When parents get divorced or decide that their current custody arrangement is not working, they can petition the court to determine who gets custody of a child. Custody is determined pursuant to the Best Interest of the Child. While the court makes this decision, having a strong advocate on your side can make a world of difference. Call us today at (573) 995-4077 to discuss your child custody case!
Best Interest of the Child Factors
Under Missouri law, the best interest of the child is the analysis by which the court is bound in making a decision. Simply put, the factors the court considers are as follows:
- The wishes of the child’s parents as to custody and the proposed parenting plan submitted by both parties.
- The needs of the child for continuing contact and a relationship with both parents; and the ability and willingness of each parent to play an active role in the child’s life.

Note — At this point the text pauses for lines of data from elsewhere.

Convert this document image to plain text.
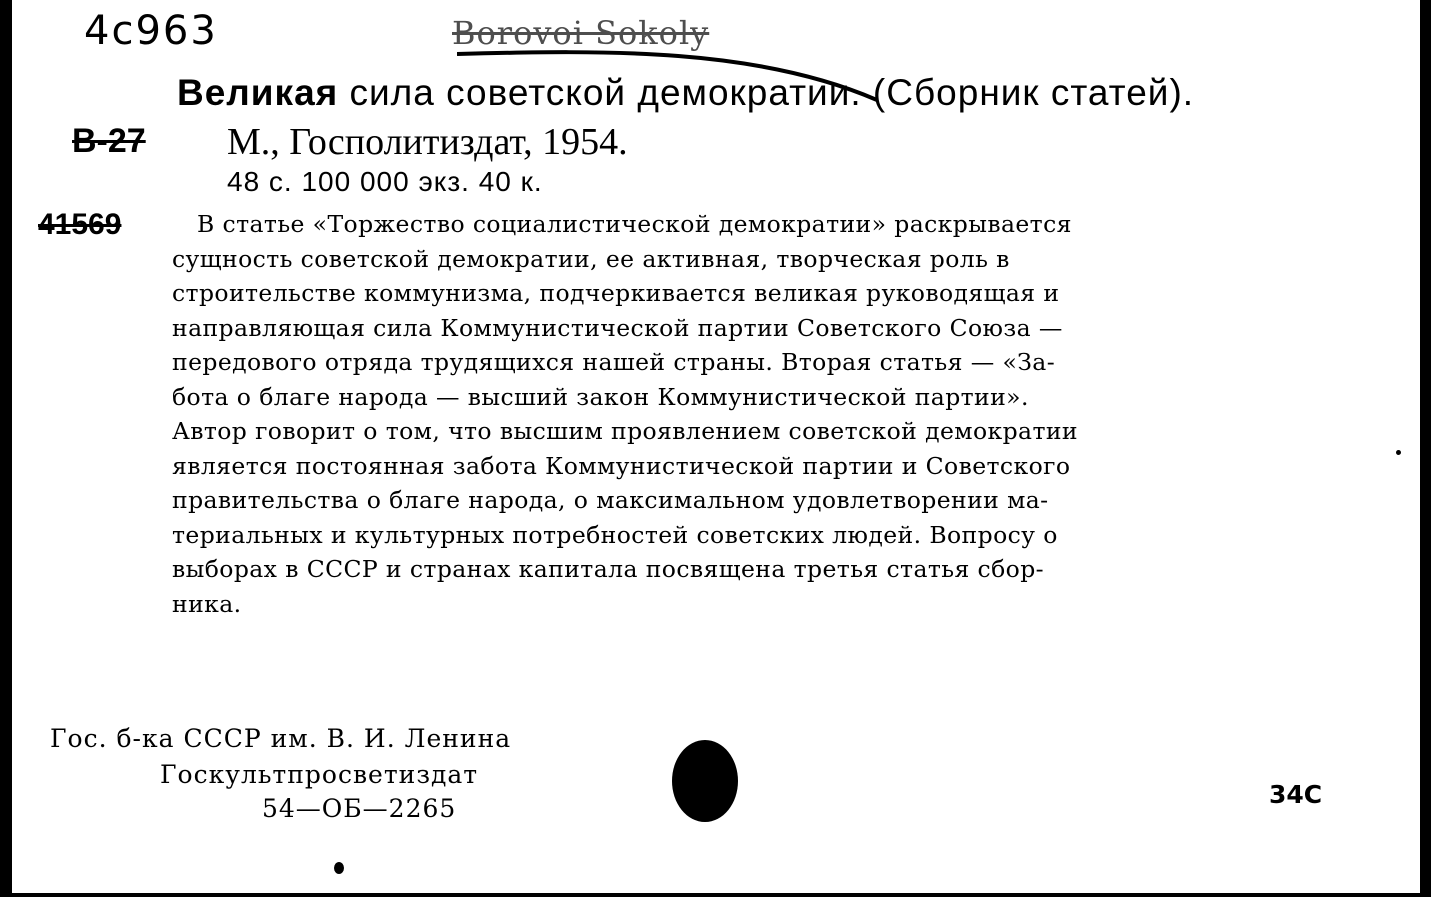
4с963	Borovoi Sokoly
Великая сила советской демократии. (Сборник статей).
В-27 М., Госполитиздат, 1954.
48 с. 100 000 экз. 40 к.
41569	В статье «Торжество социалистической демократии» раскрывается
сущность советской демократии, ее активная, творческая роль в
строительстве коммунизма, подчеркивается великая руководящая и
направляющая сила Коммунистической партии Советского Союза —
передового отряда трудящихся нашей страны. Вторая статья — «За-
бота о благе народа — высший закон Коммунистической партии».
Автор говорит о том, что высшим проявлением советской демократии
является постоянная забота Коммунистической партии и Советского
правительства о благе народа, о максимальном удовлетворении ма-
териальных и культурных потребностей советских людей. Вопросу о
выборах в СССР и странах капитала посвящена третья статья сбор-
ника.
Гос. б-ка СССР им. В. И. Ленина
Госкультпросветиздат
54—ОБ—2265	34С
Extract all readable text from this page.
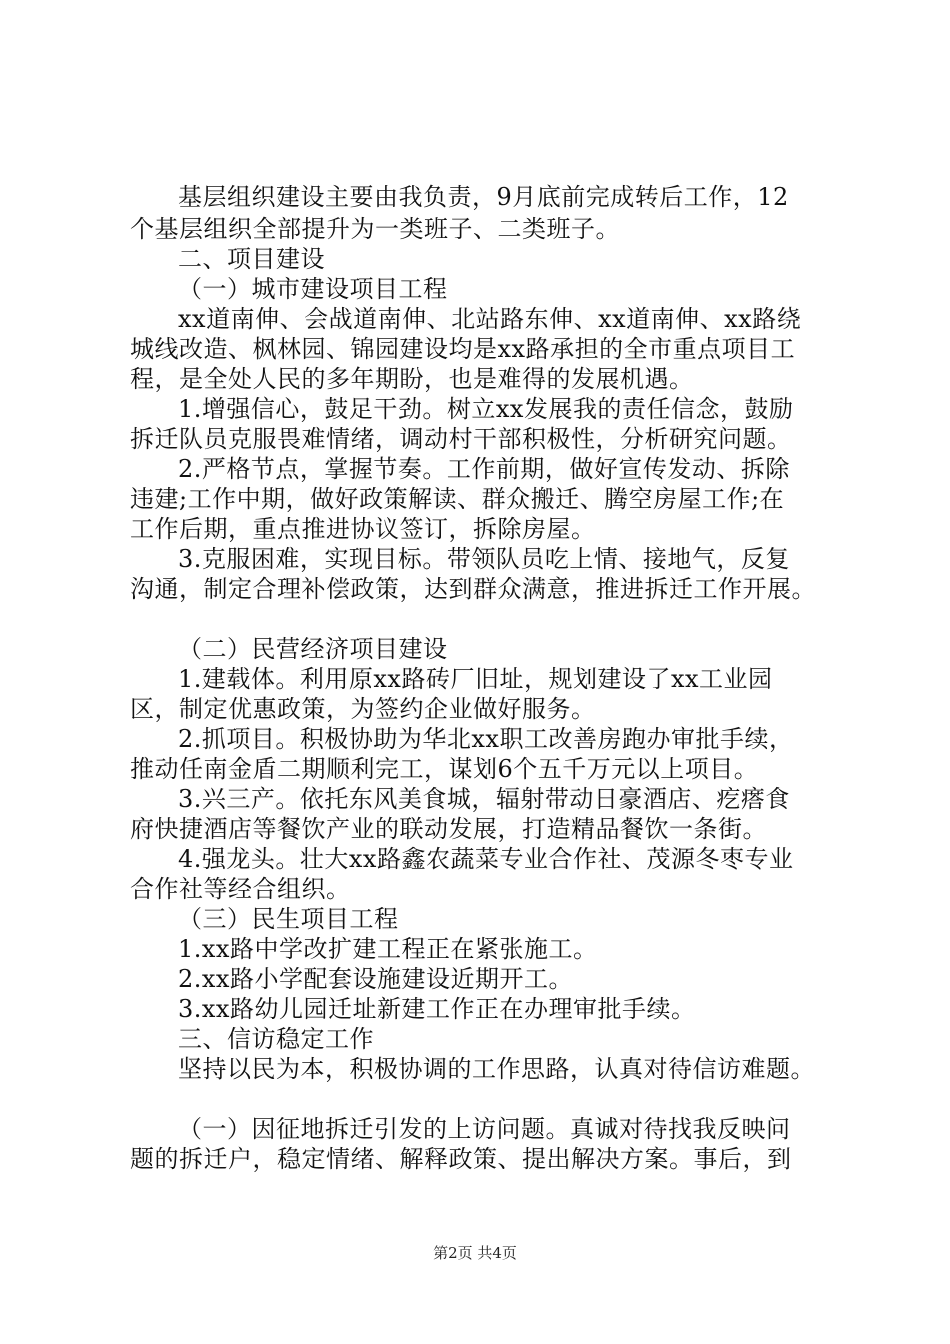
基层组织建设主要由我负责，9月底前完成转后工作，12
个基层组织全部提升为一类班子、二类班子。
二、项目建设
（一）城市建设项目工程
xx道南伸、会战道南伸、北站路东伸、xx道南伸、xx路绕
城线改造、枫林园、锦园建设均是xx路承担的全市重点项目工
程，是全处人民的多年期盼，也是难得的发展机遇。
1.增强信心，鼓足干劲。树立xx发展我的责任信念，鼓励
拆迁队员克服畏难情绪，调动村干部积极性，分析研究问题。
2.严格节点，掌握节奏。工作前期，做好宣传发动、拆除
违建;工作中期，做好政策解读、群众搬迁、腾空房屋工作;在
工作后期，重点推进协议签订，拆除房屋。
3.克服困难，实现目标。带领队员吃上情、接地气，反复
沟通，制定合理补偿政策，达到群众满意，推进拆迁工作开展。
（二）民营经济项目建设
1.建载体。利用原xx路砖厂旧址，规划建设了xx工业园
区，制定优惠政策，为签约企业做好服务。
2.抓项目。积极协助为华北xx职工改善房跑办审批手续，
推动任南金盾二期顺利完工，谋划6个五千万元以上项目。
3.兴三产。依托东风美食城，辐射带动日豪酒店、疙瘩食
府快捷酒店等餐饮产业的联动发展，打造精品餐饮一条街。
4.强龙头。壮大xx路鑫农蔬菜专业合作社、茂源冬枣专业
合作社等经合组织。
（三）民生项目工程
1.xx路中学改扩建工程正在紧张施工。
2.xx路小学配套设施建设近期开工。
3.xx路幼儿园迁址新建工作正在办理审批手续。
三、信访稳定工作
坚持以民为本，积极协调的工作思路，认真对待信访难题。
（一）因征地拆迁引发的上访问题。真诚对待找我反映问
题的拆迁户，稳定情绪、解释政策、提出解决方案。事后，到
第2页 共4页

- The interaction and interrelationship of the child with parents, siblings, and any other person who the child will have significant contact with.
- Which parent is more likely to allow the child to have a relationship with the other parent?
- The child’s adjustment to school, home, and community.
- The physical and mental health of all individuals involved.
- The intention of either parent is to relocate the child.
- The wishes of the child.
The court will consider all relevant factors.
The Parenting Plan
A parenting plan is essentially a contract between the parents. The parenting plan outlines the rights and responsibilities of each party. One provision of a parenting plan is physical custody vs legal custody.
Physical Custody is much like it sounds. Physical custody determines the time each parent will physically spend with the child.
Joint physical custody means an order awarding each of the parents significant but not necessarily equal, periods of time during which the child resides with or is under the care and supervision of each of the parents. Joint physical custody shall be shared by the parents in such a way as to assure the child of substantial, frequent, continuing, and meaningful contact with both parents. RSMo. §452.375.1(3)
Legal Custody is comprised of three types of decisions: 1) Major decisions 2) daily or everyday decisions and 3) emergency decisions.
Major decisions are life-altering decisions such as choice of school; religion; selection of child care providers; major medical care, surgery, etc.
Daily decisions would be things such as minor medical treatment, bedtime routines, chores, clothing, and other normal daily decisions.
Emergency decisions are decisions that affect the health and safety of the child, which have to be made prior to contacting the other parent because of urgency.
Other provisions of a parenting plan include things such as claiming the child for tax purposes, holiday schedules, and health insurance. Parenting plans typically range from basic or standard to complex based on the circumstances of the parents and the child.